Al mediodía, Elisa dejó los documentos a un lado y se preparó para ir al comedor de la empresa.

Apenas salió al pasillo, se cruzó con el director Manrique, del departamento de ventas.

El director Manrique había entrado a trabajar al Grupo Rojas hacía solo medio año, por lo que ignoraba por completo la relación que ella tenía con Nicolás.

Al ver lo hermosa que era, le sonrió y la saludó:

—Qué coincidencia, directora Montiel. ¿Vamos a comer juntos?

Elisa asintió con cortesía.

Como notó que ella era bastante callada, el director Manrique buscó un tema de conversación y empezó a hablarle sobre el volumen de ventas de los productos de la empresa.

Justo esa era la información que Elisa necesitaba conocer, así que comenzó a charlar animadamente con él.

La escena de los dos caminando juntos fue captada por Noa.

Dejó escapar un bufido, tomó una foto con su celular y se la envió a Nicolás con el siguiente mensaje:

"Parece que Elisa tiene mucho éxito con los hombres. Apenas es su primer día en la oficina y ya tiene a alguien invitándola a comer."

Al ver la fotografía, Nicolás sintió como si algo le bloqueara el pecho, dejándolo sin aliento.

Elisa era verdaderamente hermosa.

Poseía ese tipo de belleza deslumbrante que cautivaba a primera vista.

Si no fuera así, él mismo no se habría sentido tan irremediablemente atraído hacia ella en un principio.

Cinco años atrás, la verdadera razón por la que se empeñó tanto en que renunciara y se quedara en casa fue el temor de que otros hombres codiciaran su belleza y tuvieran intenciones indebidas con ella.

Ella le pertenecía solo a él. Ningún otro hombre tenía el derecho siquiera de mirarla.

Sin dudarlo, marcó el número de Elisa.

Pero su número seguía bloqueado, así que no tuvo más remedio que llamarla por la línea interna de la empresa.

Elisa no tenía la más mínima intención de contestar la llamada de Nicolás.

Sin embargo, dentro de la empresa, él era su superior y no podía ignorarlo.

Respondió con un tono puramente profesional:

—¿Qué sucede?

La frialdad en su voz solo avivó la furia en el corazón de Nicolás, haciendo que su tono se volviera aún más gélido.

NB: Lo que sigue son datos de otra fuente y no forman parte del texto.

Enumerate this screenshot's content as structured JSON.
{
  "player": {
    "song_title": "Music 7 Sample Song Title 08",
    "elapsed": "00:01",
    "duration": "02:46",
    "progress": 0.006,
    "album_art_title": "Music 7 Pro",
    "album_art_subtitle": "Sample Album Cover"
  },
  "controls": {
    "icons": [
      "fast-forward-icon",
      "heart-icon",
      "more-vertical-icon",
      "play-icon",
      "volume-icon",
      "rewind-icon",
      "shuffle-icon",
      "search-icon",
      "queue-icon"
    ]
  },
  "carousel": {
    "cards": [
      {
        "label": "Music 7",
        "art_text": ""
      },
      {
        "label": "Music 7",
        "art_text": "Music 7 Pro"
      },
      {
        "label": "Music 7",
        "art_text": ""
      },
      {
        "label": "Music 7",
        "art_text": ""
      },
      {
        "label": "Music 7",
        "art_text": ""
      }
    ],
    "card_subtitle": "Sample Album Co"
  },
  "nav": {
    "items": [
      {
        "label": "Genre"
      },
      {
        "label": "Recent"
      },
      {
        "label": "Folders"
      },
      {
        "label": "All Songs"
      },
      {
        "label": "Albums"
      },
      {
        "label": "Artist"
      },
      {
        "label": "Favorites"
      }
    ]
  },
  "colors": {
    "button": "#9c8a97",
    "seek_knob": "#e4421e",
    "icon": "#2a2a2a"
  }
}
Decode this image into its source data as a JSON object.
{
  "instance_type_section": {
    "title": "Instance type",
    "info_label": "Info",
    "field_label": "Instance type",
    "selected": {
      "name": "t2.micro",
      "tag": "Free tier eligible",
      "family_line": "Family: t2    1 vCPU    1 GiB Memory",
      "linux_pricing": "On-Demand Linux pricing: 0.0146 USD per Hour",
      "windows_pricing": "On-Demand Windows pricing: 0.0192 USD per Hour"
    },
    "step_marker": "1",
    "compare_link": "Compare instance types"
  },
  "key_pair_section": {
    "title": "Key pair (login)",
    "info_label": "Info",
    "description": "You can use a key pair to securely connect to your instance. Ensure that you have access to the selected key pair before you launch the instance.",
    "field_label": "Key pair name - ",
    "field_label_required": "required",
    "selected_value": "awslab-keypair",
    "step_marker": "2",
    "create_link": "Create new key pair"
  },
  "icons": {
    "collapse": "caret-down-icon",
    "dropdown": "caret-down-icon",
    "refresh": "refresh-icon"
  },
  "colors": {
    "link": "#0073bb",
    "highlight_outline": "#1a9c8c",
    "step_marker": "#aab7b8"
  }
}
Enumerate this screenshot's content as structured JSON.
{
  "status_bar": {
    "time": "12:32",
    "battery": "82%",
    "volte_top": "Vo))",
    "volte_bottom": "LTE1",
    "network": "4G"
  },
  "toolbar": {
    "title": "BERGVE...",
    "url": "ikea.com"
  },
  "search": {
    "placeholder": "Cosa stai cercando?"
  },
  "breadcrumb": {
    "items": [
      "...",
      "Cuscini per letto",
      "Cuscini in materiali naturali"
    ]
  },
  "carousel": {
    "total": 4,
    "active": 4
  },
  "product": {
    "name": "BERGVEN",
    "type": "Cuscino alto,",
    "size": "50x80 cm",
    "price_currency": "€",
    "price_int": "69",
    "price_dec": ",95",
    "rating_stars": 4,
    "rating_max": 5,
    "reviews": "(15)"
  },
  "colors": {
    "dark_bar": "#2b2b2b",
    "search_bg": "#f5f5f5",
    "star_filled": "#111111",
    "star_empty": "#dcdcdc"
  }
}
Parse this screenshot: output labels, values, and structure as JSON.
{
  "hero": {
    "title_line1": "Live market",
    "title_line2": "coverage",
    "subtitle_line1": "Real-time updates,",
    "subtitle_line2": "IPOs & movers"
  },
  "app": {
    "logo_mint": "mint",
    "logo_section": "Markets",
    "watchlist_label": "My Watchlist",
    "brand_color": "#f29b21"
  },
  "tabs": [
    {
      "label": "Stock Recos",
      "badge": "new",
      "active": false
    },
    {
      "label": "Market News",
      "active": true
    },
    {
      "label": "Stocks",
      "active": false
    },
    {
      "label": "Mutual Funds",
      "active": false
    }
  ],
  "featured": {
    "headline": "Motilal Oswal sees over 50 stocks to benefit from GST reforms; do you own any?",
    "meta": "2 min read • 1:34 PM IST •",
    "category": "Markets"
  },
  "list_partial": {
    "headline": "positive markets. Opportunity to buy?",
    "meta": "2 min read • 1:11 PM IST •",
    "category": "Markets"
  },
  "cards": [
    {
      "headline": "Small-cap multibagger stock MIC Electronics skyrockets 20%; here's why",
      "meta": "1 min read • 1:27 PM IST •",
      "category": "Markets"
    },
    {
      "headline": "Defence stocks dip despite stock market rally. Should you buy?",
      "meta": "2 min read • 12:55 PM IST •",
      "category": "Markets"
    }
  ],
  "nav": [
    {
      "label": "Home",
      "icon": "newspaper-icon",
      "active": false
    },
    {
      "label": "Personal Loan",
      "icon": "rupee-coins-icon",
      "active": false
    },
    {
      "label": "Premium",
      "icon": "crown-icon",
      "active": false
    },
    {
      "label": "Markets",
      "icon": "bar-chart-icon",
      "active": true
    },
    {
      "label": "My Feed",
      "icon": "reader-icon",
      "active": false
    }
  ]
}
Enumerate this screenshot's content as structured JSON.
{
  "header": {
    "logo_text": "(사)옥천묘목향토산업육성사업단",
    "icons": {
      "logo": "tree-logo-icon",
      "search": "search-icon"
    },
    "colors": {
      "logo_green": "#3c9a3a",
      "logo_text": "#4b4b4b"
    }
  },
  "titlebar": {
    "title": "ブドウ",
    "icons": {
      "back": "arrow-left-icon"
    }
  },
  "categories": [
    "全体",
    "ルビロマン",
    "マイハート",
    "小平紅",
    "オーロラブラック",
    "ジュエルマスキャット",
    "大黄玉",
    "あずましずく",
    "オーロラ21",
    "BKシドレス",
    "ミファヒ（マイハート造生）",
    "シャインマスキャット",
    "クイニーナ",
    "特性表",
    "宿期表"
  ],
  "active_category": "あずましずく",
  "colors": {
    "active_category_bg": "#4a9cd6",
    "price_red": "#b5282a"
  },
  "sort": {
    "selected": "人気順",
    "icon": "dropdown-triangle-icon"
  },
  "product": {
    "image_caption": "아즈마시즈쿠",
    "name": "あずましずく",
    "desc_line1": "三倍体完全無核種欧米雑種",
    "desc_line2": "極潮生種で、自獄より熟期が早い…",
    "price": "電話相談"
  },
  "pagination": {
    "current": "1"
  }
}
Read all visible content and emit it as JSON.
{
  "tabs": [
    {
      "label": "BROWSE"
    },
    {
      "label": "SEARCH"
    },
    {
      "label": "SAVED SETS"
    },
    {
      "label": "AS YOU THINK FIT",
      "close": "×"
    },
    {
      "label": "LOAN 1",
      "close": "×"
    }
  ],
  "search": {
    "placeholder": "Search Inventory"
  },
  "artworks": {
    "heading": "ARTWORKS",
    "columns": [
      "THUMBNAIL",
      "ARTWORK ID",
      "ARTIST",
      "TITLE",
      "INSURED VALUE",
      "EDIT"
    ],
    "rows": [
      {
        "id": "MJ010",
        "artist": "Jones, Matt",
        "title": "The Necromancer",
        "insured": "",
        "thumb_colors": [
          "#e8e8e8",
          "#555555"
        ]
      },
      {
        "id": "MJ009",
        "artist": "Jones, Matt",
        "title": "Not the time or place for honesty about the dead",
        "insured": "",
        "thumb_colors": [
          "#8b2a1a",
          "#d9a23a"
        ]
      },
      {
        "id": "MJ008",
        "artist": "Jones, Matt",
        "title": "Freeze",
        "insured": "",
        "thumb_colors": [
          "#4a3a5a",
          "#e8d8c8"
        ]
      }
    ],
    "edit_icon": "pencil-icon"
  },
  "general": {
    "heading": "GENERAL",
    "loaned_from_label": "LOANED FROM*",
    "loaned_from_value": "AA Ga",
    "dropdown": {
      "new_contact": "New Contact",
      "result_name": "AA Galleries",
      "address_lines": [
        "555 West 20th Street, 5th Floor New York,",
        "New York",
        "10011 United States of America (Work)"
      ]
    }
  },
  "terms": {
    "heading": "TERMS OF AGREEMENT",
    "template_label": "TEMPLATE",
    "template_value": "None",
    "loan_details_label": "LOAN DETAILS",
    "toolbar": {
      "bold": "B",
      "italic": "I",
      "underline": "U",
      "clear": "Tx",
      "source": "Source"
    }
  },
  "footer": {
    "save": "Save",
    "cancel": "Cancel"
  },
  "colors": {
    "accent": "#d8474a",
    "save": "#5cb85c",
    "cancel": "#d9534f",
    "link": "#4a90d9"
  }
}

—Ven a mi oficina ahora mismo.

Sin decir más, colgó.

Elisa no deseaba tener ningún tipo de contacto con él.

Pero por cuestiones de trabajo, tuvo que obedecer y se dirigió a su oficina.

Apenas cruzó la puerta, vio a Noa sentada muy cerca de Nicolás.

Había dos recipientes de comida sobre el escritorio, Noa, sin pensarlo dos veces, se sirvió directamente del plato de Nicolás, como si fuera lo más normal del mundo.

El rostro de Elisa se endureció al instante.

Al ver que, además de haberse ido de la casa la noche anterior, ahora se atrevía a mirarlo con desprecio, Nicolás endureció su voz y le reclamó:

—Dijiste que venías a trabajar para cambiar de ambiente, pero resulta que te paseas de forma inapropiada con los hombres de la empresa. ¿Qué pretendes? ¡Elisa, no olvides de quién eres esposa!

En los enredos entre hombres y mujeres, la que siempre salía perdiendo era la mujer.

Ella era de su propiedad, y jamás permitiría que ningún otro hombre le pusiera una mano encima a su mujer.

Elisa le respondió con sarcasmo:

—¿Qué quiere decir con eso, Señor Nicolás? Vengo a trabajar y hablo de negocios con un compañero, ¿acaso no es lo más normal del mundo? ¿Cómo es que, a sus ojos, eso se convierte en algo inapropiado? Más bien me gustaría preguntarle a usted, Señor Nicolás, compartir su propia comida con Noa, ¿qué clase de comportamiento es ese?

Nicolás no esperaba que Elisa, lejos de reconocer su supuesto error, tuviera la osadía de cuestionarlo a él.

Ella siempre había sido muy dócil y obediente, ¿qué le pasaba hoy?

¿Acaso seguía molesta por lo que había pasado la noche anterior?

Pero los problemas de pareja no deberían durar más de una noche. Le pareció que ella estaba siendo demasiado rencorosa.

Noa dejó sus cubiertos sobre la mesa y se apresuró a justificarse:

—Todo es culpa mía por ser tan antojada. Elisa, no lo malinterpretes, solo veo a Nicolás como a mi propia familia y por eso no me cuidé de guardar las apariencias aquí en la oficina.

Elisa clavó su mirada en ella y respondió de inmediato:

—¿Acaso solo no guardan las apariencias en la oficina?